また、同様の理由から、トンネル上部の注入域の内側で不飽和領域が生じていることも見てとれます。


図2 地下水面の変化
地表面の変化を図3に示します。ただし、掘削時の変位からの増分です。壁面から離れた領域に注入工を施した場合でも、壁面に沿った注入した場合と同程度の地表沈下が生じています。
このときのトンネル断面の変位を、図4に示します。壁面から離れた領域に注入工を施した場合と壁面に沿った注入した場合とで、差異は見られません。




次に、間隙水圧分布の変化を見てみます。注入工の存在により、トンネル周囲の間隙水圧は上昇しますが、壁面から離れた領域に注入工を施した場合では、トンネル周囲の間隙水圧が幅広い領域で低い状態となります。これは、注入域で地下水の流れが制限されて、注入域の内側で間隙水圧の低下を招くことによります。

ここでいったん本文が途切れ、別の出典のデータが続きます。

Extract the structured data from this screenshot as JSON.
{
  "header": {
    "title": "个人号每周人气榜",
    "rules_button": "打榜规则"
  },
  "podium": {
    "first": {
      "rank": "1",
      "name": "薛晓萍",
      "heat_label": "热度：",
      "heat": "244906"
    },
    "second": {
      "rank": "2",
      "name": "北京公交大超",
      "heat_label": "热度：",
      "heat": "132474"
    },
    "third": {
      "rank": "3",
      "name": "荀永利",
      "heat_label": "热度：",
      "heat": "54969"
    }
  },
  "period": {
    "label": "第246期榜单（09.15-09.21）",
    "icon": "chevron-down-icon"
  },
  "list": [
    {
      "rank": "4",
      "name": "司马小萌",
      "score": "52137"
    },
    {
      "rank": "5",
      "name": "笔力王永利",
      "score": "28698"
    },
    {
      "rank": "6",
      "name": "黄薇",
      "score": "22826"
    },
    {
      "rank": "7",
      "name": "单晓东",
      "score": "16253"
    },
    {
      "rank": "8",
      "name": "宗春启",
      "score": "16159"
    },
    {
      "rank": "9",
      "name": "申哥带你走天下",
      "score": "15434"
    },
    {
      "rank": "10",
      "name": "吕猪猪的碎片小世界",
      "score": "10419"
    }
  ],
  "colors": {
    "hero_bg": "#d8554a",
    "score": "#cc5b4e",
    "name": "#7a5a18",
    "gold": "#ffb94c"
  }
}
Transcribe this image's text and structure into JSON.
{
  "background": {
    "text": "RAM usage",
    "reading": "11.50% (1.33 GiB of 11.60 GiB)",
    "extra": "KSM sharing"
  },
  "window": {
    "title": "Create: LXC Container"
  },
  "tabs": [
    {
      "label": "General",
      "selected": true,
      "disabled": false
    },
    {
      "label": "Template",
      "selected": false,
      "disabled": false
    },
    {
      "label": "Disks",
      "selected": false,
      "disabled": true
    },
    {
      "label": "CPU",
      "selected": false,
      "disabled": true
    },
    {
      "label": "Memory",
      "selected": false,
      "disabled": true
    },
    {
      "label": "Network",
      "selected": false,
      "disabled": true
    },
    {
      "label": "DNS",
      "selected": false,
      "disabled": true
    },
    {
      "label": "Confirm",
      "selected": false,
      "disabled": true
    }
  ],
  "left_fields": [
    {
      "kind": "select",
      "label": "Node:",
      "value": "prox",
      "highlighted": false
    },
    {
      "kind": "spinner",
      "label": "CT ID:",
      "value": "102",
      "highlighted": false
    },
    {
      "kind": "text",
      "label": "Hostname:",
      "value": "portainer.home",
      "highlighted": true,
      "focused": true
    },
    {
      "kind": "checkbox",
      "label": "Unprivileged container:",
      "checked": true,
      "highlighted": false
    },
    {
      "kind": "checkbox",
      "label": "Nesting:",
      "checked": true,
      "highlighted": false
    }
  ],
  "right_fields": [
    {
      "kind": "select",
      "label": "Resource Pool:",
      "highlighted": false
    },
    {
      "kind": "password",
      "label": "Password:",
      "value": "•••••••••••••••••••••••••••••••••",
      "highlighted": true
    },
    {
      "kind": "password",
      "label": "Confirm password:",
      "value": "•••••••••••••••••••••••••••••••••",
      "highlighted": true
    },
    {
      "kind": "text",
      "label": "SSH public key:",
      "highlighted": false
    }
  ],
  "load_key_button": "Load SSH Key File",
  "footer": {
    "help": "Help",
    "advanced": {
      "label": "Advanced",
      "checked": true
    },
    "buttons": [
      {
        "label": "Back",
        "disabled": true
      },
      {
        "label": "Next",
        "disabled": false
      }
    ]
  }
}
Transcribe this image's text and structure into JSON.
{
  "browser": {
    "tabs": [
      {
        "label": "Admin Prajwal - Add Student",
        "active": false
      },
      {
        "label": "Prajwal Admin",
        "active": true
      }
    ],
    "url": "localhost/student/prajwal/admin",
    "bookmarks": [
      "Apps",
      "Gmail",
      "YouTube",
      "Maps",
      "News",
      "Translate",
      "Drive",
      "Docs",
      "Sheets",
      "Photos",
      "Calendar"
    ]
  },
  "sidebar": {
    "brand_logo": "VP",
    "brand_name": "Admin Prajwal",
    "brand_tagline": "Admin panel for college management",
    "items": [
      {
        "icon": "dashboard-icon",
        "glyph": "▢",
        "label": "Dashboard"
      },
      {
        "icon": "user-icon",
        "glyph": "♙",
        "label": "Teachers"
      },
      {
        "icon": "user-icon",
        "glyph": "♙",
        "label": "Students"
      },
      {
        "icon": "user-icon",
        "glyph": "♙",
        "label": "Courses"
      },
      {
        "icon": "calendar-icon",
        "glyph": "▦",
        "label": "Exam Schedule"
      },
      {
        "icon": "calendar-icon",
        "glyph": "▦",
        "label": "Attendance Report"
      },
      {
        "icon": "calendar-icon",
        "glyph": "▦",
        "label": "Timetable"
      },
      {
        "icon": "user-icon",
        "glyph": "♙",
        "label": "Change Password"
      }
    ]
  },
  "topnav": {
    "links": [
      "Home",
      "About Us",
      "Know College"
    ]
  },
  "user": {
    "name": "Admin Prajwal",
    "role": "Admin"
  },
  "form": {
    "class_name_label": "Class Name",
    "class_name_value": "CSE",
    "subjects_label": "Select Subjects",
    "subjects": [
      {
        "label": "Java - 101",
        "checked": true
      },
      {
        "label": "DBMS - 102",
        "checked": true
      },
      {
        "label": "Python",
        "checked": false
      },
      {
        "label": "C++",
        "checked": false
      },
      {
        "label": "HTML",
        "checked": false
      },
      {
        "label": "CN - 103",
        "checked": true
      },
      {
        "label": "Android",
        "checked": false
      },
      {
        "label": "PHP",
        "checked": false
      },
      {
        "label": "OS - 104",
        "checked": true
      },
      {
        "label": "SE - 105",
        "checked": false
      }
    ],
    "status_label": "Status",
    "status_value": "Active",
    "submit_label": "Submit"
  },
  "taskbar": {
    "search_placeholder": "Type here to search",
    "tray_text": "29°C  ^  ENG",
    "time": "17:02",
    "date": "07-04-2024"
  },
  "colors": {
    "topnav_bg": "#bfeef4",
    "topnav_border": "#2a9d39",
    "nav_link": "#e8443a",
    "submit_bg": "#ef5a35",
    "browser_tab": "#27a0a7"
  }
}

次に、地盤の破壊に対する安全率を見てみます。破壊条件はモールクーロン型とし、物性値は前回同様です。
図6に得られた安全率分布を示します。壁面に沿った注入では、トンネル下部で安全率が0となっている領域も見られます。これは、トンネル下部で有効最小圧縮応力が正(引張)となる領域が生ずることに原因があります。一方、壁面から離れた領域の注入では、トンネル下部で安全率が低い領域はなく、それ以外の領域でも安全率が低い領域が小さくなっています。
これは、図7に示すように、トンネル周囲の有効最小圧縮応力が全体的に大きくなっているためで、壁面から離れた領域への注入の効果により、トンネル近傍の間隙水圧が幅広く低下していることに起因しています。




今回は、トンネル壁面から離れた領域に注入工を施す方法を検討しました。この結果、トンネル近傍に間隙水圧の低い領域が形成され、トンネル周辺地盤の安全率が向上することがわかりました。
このように、湧水や地表面沈下を抑制する効果のある注入工ですが、工夫しだいでトンネル周辺地盤の安定性を向上させることができることもわかります。